15 Jan The Tell: Record China-U.S. trade surplus is ‘fanning the flames’ for a trade war, says Danske analyst
China on Friday posted a record high trade surplus with the U.S. and it couldn’t have come at a more sensitive time of trading relations between the world’s two biggest economies.
According to the report from the General Administration of Customs, the China-U.S. trade gap jumped by 10% to an all-time high of $275.8 billion last year, accounting for about 65% of the country’s total trade surplus and 2% of total Chinese gross domestic product.
“The new record trade deficit between the U.S. and China is fanning the flames for a trade war, said Allan von Mehren, chief analyst at Danske Bank, in a note to clients.
“The report comes at a time when tensions between the U.S. and China already are escalating and Donald Trump has kicked off various investigations, which could lead to protectionist measures within the next 3-6 months,” he said.
U.S. President Donald Trump has repeatedly vowed to put and end to “trade abuses,” singling out China’s global trade dominance as unfair, one-sided and something that possible must be stopped with tariffs. With the Republicans’ tax reform now out of the way, the president is expected in coming weeks to return to a focus on trade—another of his key campaign pledges—by launching a massive crackdown.
Among concerns for investors are Trump pulling the U.S. out of the North American Free Trade Agreement and the administration slapping trade tariffs on China that some fear could spark a trade conflict. The Nafta woes further escalated this week after reports that Canada—one of the biggest players in that trade deal—expects Trump to shortly pull the U.S. from the accord. The Trump administration has said that nothing has changed about the progress of its Nafta talks, which will take place later this month in Montreal.
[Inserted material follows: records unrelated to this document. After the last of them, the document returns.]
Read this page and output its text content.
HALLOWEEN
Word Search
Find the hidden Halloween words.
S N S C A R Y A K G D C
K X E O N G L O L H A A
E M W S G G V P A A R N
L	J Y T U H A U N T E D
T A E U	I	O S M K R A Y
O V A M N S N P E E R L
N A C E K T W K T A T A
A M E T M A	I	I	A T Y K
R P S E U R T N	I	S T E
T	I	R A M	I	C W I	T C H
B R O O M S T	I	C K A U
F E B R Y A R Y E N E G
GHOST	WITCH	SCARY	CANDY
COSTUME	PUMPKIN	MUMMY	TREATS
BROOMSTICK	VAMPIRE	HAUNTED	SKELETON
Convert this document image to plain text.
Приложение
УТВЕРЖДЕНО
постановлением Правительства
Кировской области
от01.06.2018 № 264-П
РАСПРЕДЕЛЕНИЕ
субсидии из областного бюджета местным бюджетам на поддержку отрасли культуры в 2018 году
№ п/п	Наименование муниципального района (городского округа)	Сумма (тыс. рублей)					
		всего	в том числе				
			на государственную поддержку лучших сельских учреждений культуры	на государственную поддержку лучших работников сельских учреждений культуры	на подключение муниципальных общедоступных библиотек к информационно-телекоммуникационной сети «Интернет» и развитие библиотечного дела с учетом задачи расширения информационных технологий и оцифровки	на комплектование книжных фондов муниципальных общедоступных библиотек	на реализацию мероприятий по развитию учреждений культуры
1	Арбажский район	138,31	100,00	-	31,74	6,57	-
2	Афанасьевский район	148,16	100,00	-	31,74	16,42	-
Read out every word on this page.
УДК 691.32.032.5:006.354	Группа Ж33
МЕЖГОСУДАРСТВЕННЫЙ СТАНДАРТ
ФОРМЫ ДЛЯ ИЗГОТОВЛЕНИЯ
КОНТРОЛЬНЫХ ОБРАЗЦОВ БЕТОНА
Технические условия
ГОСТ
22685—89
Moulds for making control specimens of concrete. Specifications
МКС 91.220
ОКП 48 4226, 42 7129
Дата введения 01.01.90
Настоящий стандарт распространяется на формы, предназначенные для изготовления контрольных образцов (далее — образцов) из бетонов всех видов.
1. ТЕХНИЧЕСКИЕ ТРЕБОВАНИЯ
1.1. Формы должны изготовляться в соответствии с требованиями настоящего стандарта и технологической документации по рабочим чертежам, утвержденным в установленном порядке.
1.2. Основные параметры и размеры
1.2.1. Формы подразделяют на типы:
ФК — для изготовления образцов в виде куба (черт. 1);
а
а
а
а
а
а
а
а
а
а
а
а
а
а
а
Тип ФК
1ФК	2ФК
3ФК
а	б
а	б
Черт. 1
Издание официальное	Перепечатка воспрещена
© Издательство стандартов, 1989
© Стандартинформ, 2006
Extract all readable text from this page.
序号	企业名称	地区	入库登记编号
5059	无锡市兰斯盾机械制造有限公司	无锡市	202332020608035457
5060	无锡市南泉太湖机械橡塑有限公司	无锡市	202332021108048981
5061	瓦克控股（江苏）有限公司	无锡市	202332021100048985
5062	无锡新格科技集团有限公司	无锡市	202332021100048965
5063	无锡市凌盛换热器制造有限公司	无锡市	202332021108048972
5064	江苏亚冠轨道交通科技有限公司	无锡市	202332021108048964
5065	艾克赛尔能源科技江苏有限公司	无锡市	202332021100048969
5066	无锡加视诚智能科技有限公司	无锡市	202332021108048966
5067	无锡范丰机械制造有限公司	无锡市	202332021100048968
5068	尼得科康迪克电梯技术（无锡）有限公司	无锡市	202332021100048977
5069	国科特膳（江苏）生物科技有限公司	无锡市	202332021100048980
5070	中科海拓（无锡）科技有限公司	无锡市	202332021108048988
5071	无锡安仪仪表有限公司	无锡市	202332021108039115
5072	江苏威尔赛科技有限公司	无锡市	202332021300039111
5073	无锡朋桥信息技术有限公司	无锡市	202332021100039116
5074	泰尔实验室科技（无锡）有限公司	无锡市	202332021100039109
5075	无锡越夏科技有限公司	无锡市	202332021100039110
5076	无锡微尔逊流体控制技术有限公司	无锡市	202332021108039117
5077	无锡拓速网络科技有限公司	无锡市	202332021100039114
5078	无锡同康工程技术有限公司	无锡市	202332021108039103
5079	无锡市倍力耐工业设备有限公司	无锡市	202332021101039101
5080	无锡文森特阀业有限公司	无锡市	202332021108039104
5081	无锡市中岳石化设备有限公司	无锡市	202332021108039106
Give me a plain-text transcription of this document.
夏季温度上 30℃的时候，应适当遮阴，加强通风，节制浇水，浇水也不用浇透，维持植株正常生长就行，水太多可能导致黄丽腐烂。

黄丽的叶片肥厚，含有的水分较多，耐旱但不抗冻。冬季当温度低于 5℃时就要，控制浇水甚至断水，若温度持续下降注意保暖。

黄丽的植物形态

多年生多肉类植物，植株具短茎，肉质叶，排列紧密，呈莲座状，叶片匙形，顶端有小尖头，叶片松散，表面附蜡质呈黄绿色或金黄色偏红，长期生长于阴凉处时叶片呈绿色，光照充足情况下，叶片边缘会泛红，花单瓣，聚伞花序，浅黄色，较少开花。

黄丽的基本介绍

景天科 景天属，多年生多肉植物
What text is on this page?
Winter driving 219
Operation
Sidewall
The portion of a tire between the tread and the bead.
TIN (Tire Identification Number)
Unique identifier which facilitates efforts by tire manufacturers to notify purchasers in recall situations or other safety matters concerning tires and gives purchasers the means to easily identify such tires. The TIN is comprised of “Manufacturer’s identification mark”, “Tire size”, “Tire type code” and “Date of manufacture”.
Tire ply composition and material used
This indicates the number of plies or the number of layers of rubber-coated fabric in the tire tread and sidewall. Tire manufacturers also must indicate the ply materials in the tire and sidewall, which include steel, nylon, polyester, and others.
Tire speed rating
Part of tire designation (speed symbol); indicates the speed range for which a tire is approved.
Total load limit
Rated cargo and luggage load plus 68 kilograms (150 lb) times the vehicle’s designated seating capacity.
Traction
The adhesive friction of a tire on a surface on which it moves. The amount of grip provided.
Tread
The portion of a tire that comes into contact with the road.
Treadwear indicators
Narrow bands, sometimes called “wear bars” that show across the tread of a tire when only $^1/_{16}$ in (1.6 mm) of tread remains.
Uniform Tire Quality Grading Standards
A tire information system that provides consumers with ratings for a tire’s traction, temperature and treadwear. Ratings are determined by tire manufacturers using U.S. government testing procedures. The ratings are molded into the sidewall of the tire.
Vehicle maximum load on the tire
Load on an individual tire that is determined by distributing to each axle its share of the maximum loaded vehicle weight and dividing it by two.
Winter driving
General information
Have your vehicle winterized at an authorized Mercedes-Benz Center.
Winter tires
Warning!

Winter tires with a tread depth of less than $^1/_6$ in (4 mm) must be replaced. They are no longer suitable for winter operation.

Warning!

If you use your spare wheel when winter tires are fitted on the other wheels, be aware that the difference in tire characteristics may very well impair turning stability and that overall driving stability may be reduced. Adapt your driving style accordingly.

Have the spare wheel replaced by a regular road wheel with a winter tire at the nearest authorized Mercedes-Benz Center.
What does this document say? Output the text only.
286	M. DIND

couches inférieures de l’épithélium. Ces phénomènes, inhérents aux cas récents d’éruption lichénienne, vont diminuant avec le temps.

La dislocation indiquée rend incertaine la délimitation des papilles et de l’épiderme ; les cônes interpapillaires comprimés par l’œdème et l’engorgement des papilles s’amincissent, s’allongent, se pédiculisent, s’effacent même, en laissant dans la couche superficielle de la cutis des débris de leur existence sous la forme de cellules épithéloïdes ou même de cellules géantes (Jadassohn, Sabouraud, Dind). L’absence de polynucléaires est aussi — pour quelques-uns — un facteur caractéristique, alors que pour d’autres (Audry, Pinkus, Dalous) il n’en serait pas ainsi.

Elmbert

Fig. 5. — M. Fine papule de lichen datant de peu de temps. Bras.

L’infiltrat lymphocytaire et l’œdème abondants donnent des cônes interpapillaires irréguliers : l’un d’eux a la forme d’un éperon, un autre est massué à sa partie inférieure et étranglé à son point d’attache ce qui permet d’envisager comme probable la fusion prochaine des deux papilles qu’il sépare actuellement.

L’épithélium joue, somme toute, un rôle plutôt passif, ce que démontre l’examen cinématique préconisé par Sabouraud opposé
Tensions between the U.S. and China also resurfaced earlier this week after a Bloomberg report, that Beijing would slow or halt purchases of U.S. Treasurys. The report has since been denied by a state regulator, but analysts believe it could be a warning sign to the U.S. administration.
“Maybe a little warning to Trump that China has the instruments to hit back if the U.S. introduces protectionism measures against China,” von Mehren said.
“Neither the U.S., nor China, have an interest in a trade conflict, and they should try to solve the tensions through bilateral negotiations. But at the moment it unfortunately looks like the risk of a trade clash is rising,” he added.